When a topic stays quiet, the commercial decisions around it go unquestioned. Pricing does not get scrutinised. Product design does not get challenged. The assumption that women will just accept what they are given goes unchallenged.

That is exactly the environment the pink tax thrives in.

What FFS Does Differently

FFS was built on a straightforward belief: women deserve a razor that is genuinely designed for them, not a men's product in a pink handle at a higher price.

That means:

  • Six precision blades engineered for the specific angles and contours of a woman's body, not adapted from a men's face razor
  • A handle designed for grip and control in a wet shower rather than aesthetic packaging
  • Pricing that reflects the quality of the product, not a gender premium
  • A refill plan that makes fresh blades affordable and convenient without locking you into something you cannot control

The fuchsia handle is bold and unapologetic. It is not pink for the sake of it and it is not priced higher because of the colour. That is the point.

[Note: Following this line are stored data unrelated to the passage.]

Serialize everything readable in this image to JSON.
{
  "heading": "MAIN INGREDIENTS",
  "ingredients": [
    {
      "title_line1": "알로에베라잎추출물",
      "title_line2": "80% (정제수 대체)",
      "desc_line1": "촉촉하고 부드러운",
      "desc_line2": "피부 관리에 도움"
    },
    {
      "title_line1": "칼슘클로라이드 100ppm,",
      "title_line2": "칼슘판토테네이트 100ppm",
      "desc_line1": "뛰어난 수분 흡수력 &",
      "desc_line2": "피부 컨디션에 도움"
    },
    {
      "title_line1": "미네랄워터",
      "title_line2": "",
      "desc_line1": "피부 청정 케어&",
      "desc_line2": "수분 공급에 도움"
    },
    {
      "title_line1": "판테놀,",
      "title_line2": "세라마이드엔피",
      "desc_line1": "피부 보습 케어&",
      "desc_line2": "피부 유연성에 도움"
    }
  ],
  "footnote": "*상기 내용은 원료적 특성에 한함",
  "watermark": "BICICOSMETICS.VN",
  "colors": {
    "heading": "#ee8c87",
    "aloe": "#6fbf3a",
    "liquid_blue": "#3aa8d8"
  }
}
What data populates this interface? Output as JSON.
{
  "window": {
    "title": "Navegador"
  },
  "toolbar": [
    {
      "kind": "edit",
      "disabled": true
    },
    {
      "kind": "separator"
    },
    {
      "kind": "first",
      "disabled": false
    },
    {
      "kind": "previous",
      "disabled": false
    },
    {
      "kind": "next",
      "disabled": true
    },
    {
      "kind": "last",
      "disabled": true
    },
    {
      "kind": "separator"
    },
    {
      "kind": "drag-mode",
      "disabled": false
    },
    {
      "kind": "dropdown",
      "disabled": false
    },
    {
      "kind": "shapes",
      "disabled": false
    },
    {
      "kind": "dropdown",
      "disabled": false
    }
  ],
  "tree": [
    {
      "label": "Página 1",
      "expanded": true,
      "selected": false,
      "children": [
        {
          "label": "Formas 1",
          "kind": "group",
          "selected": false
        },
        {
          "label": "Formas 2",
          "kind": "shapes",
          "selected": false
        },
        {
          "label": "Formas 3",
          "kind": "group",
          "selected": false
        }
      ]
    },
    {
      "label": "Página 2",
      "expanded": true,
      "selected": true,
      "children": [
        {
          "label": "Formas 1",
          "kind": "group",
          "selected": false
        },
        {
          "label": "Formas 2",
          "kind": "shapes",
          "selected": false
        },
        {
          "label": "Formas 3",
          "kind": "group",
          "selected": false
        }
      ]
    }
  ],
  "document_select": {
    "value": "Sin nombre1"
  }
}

FFS is rated a Which? Best Buy for women's wet razors (August 2027). The recognition is based on performance, not packaging.

Try the FFS Razor Starter Kit

Why This Still Matters

The pink tax conversation has grown louder in recent years. Several countries have moved to remove it from essential products like period care. Awareness has increased. Some brands have responded.

But in beauty and personal care, the pricing gap persists in many areas.

Choosing products from brands that price fairly, design genuinely for women, and do not rely on packaging and marketing to justify a premium is one of the most practical ways to push back against it.

You should not pay more for a worse product just because it is aimed at you.

FAQs

What is the pink tax on razors? The pink tax refers to the pricing pattern where women's razors are sold at a higher price than men's razors that are functionally similar or identical. The difference is often attributed to product differentiation like handle design and marketing costs, but in many cases the performance gap between the men's and women's versions does not justify the price difference. It is one of the most visible examples of the pink tax in personal care.

Why are women's razors more expensive than men's? Officially, manufacturers cite differences in product design, blade configuration for different body areas, and marketing investment as justification. In practice, the pricing gap has often exceeded what those differences warrant. The result is that women have historically paid a premium simply for a product being marketed to them rather than for a genuinely superior shaving experience.

Is the pink tax legal in the UK? Yes. The pink tax is not an illegal practice in the UK. It is a market pricing pattern rather than a formal levy. While the UK removed VAT from period products in 2021, there is no legislation preventing companies from charging more for women's versions of comparable products. The most effective counter is consumer awareness and choosing brands that price fairly.

Does FFS charge a pink tax? No. FFS was specifically built to challenge the idea that women should pay more for a razor simply because it is marketed to them. The pricing reflects the quality of the product rather than a gender premium. The fuchsia handle costs the same as any other handle in the range.

Are women's razors actually different from men's razors? A good women's razor should be genuinely designed for a woman's body, not just repackaged. The angles, blade spacing, and handle ergonomics that work for shaving a face are different from those that work for shaving legs, the bikini line, and underarms. FFS razors are designed specifically for women's shaving needs rather than adapted from a men's product. That genuine design difference is what justifies a product existing, not just the colour of the handle.

How do I know if I am being overcharged for a women's razor? Compare the blade count, the materials, the performance, and the price against equivalent men's products from the same brand. If the women's version is significantly more expensive without a clear performance reason, you are likely paying a pink tax premium. The best alternative is a brand like FFS that is transparent about what you are paying for and why.